I have been learning lately about microservices architecture and it's features. in this source it appears that event sourcing is replacing a database, however, it is later stated:

The event store is difficult to query since it requires typical queries to reconstruct the state of the business entities. That is likely to be complex and inefficient. As a result, the application must use Command Query Responsibility Segregation (CQRS) to implement queries.

In the CQRS Page the author seems to describe a singular database that listens to all events and reconstructs itself.

My question(s) is:

What is actually needed to implement event sourcing with a queryable database? particularly:

Where is the events database? Where is the queryable database? Do I need to have multiple event stores for every service or can I store events in a message broker like Kafka? is the CQRS database actually is one "whole" database that collects all the events? And how can all of this scale?
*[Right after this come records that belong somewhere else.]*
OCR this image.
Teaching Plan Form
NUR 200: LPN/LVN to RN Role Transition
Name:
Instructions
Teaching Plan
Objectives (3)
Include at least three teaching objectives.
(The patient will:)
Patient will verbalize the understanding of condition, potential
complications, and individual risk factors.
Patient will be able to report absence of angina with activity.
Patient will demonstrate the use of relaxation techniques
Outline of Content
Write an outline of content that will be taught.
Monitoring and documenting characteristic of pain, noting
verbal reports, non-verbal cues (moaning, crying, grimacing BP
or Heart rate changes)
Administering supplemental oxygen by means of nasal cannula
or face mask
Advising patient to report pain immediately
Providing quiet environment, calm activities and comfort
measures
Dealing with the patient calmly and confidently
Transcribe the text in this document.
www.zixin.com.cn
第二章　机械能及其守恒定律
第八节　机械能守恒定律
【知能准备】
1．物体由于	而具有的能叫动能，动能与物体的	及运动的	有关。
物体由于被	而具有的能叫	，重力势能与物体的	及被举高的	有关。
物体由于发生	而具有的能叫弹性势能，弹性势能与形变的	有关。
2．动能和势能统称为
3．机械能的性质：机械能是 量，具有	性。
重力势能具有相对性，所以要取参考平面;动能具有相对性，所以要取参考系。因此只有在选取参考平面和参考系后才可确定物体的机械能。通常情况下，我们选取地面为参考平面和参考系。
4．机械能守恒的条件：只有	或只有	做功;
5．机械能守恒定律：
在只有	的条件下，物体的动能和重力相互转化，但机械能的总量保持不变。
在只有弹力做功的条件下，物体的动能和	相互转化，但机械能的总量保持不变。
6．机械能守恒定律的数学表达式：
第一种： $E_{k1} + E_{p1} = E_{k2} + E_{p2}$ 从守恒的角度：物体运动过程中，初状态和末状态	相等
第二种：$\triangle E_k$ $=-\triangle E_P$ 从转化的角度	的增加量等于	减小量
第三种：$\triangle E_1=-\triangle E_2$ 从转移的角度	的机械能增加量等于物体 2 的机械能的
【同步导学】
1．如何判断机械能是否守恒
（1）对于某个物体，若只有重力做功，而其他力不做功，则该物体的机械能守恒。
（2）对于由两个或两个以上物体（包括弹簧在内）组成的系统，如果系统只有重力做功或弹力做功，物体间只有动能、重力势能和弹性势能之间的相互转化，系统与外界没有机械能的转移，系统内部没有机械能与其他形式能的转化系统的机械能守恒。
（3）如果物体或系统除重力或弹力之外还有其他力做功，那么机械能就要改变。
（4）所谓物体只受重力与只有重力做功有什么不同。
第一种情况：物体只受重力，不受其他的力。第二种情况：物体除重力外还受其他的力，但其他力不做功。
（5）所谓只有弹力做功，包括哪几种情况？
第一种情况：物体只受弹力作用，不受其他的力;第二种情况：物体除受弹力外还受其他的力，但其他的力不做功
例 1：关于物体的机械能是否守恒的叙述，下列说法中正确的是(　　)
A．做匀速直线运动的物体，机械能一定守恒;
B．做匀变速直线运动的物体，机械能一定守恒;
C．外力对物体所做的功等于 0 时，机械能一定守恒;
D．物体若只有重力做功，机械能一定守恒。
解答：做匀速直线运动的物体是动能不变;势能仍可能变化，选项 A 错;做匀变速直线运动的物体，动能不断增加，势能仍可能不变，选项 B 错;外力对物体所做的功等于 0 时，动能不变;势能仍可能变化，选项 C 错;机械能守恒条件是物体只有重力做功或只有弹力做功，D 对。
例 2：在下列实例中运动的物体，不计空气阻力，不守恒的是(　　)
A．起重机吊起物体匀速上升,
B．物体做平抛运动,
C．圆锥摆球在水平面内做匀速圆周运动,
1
I'm sorry if I'm not clear with my question, I am very confused myself. I guess I'm looking for a full example architecture of how things will look in the grand picture.


Solution

  • Where is the queryable database?

    I'm guessing this is the most useful starting point, because it will be most familiar. The queryable database is in the same place that your this-is-the-entire-database was when you weren't doing event sourcing.

    That could be a database exclusively to support this microservice, or it could be a database that is shared by several microservices, with some part of the schema where this microservice has exclusive write authority. Another way of thinking about this: the microservices are using different logical databases, which might be physically deployed together.

    Where is the events database?

    Same general idea - you can have one events database per microservice; or you could have several different microservices sharing the same database. Again, you have partitioning of authority, and the same logical vs physical separation to consider.

    What changes with the introduction of events and CQRS is that the query/reporting database no longer stores the authoritative copy of the information that is used by the microservice. The authoritative information lives in the event store, and the query/reporting database acts more like a cache.

    Our command handlers will typically load information only from the authoritative store (aka the events); that's the data that we lock if we are processing commands concurrently.

    We copy information that is stored in the events into the query/reporting database(s). Depending on our needs, that can be done synchronously by the command handlers, but it is more common to use background batch processing to do that work, meaning that the data in the reporting database will often be a little bit stale.

    can I store events in a message broker like Kafka?

    Current consensus is that Kafka cannot reliably be used for event sourcing as understood by the CQRS community.

    Roughly, the problem is this: when you have two processes with the authority to write events, how do you ensure that they don't introduce inconsistencies? With event stores we can use locks, or conditional writes (aka compare and swap), to ensure that nobody came along and snuck in a few extra events that might change the events we are writing.

    With Kafka, there doesn't seem to be a mechanism that supports prevention, so you need to lean more into apologies, or something.

    the CQRS database actually is one "whole" database that collects all the events?

    Logically? No. But you certain can combine them physically into the same appliance. For example, message-db is "just" a postgres schema with some tables, functions, and so on. You certainly could combine that with the tables you use for queries and reports.

    I'm looking for a full example architecture of how things will look in the grand picture.

    The materials published by Greg Young in 2010 might be a decent starting point.